O perigo mora nas curvas

O perigo mora nas curvas

Campo Alegre, 29.12.2009 – Os trechos sinuosos, a descida íngreme da Serra Dona Francisca e a imprudência dos motoristas contribuem para uma triste estatística. O ano nem terminou e já ocorreram mais cinco mortes do que em 2008.
São 11 vidas perdidas em 2009 em um trecho de apenas 29 quilômetros da SC-301, rodovia que liga Joinville a Campo Alegre. No ano passado, cinco pessoas morreram. Em 11 meses, a Polícia Rodoviária Estadual registrou 112 acidentes, que resultaram em 71 feridos e 11 mortes. Em apenas dois acidentes, seis pessoas perderam a vida. Estatística que chama a atenção para uma realidade: o perigo está nas curvas e no excesso de confiança dos motoristas.
Em poucos minutos parado perto de uma trecho sinuoso, é possível fazer essa constatação. Quem dirige ônibus e caminhões, quase sempre carregados, nem sempre usa o freio a motor (que segura mais o veículo). O comandante da Polícia Militar Rodoviária (PMR) de Campo Alegre, sargento João Filhakoski, chama a atenção para esse recurso.
– Se usar a marcha inadequada, o condutor pode perder o sistema de freio e provocar um acidente – explica o policial.
O motorista Adalberto Batisti, 32 anos, viaja a cada 15 dias para Campo Alegre. Ele conhece bem a Serra Dona Francisca, mas afirma que não se descuida e sempre fica atento ao movimento.
– Já vi muito acidente, muita carreta tombada em curvas – diz.
Apicultor de Major Gercino, a cem quilômetros de Florianópolis, Adalberto tem apiários no Planalto Norte catarinense. Entre setembro e dezembro, as viagens a Campo Alegre se tornam mais frequentes, pois é época de colheita e o mel é exportado. Adalberto nunca se envolveu em acidentes e, para isso, tem um segredo.
– Tem que andar devagar e cuidar – avisa o apicultor.

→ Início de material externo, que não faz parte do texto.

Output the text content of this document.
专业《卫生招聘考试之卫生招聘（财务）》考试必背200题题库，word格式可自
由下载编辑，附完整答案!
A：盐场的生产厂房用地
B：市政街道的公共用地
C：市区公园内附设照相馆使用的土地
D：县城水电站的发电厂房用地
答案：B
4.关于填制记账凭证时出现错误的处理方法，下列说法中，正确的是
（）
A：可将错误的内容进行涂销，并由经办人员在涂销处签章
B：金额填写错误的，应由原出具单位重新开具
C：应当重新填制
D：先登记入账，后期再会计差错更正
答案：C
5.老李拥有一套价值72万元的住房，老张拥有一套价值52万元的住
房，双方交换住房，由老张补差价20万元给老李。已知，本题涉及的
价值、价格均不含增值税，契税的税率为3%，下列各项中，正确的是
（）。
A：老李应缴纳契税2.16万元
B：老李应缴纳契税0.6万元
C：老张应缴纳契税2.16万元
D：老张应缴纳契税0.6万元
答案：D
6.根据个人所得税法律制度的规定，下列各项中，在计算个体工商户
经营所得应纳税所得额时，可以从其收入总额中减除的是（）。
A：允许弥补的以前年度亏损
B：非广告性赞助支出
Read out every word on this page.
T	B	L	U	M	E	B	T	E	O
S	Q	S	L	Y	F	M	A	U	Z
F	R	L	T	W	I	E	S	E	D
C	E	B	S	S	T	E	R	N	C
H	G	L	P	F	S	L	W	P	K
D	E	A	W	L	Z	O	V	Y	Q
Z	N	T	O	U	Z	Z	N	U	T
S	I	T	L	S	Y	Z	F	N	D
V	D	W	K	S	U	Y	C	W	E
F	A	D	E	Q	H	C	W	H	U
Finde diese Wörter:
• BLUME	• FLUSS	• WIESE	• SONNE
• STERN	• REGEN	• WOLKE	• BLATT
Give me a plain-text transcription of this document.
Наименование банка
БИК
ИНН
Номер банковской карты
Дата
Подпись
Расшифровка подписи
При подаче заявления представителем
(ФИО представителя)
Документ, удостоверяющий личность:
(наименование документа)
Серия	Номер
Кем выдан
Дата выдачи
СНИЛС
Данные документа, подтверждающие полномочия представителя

Venilton Benti, 52 anos, passa pelo trecho todos os dias. Semanas atrás, os cuidados ao trafegar pela rodovia foram redobrados.
– Fui levar meu neto recém nascido no médico, em Joinville – contou.
A família toda no carro era um motivo a mais para dirigir de forma preventiva.
Vendedor há mais de 35 anos, Benti sai de Rio Negrinho cedo e viaja a Joinville para fazer negócios.
– Temos que cuidar muito dos outros, principalmente dos jovens. Eles andam rápido, bebem e não respeitam ninguém.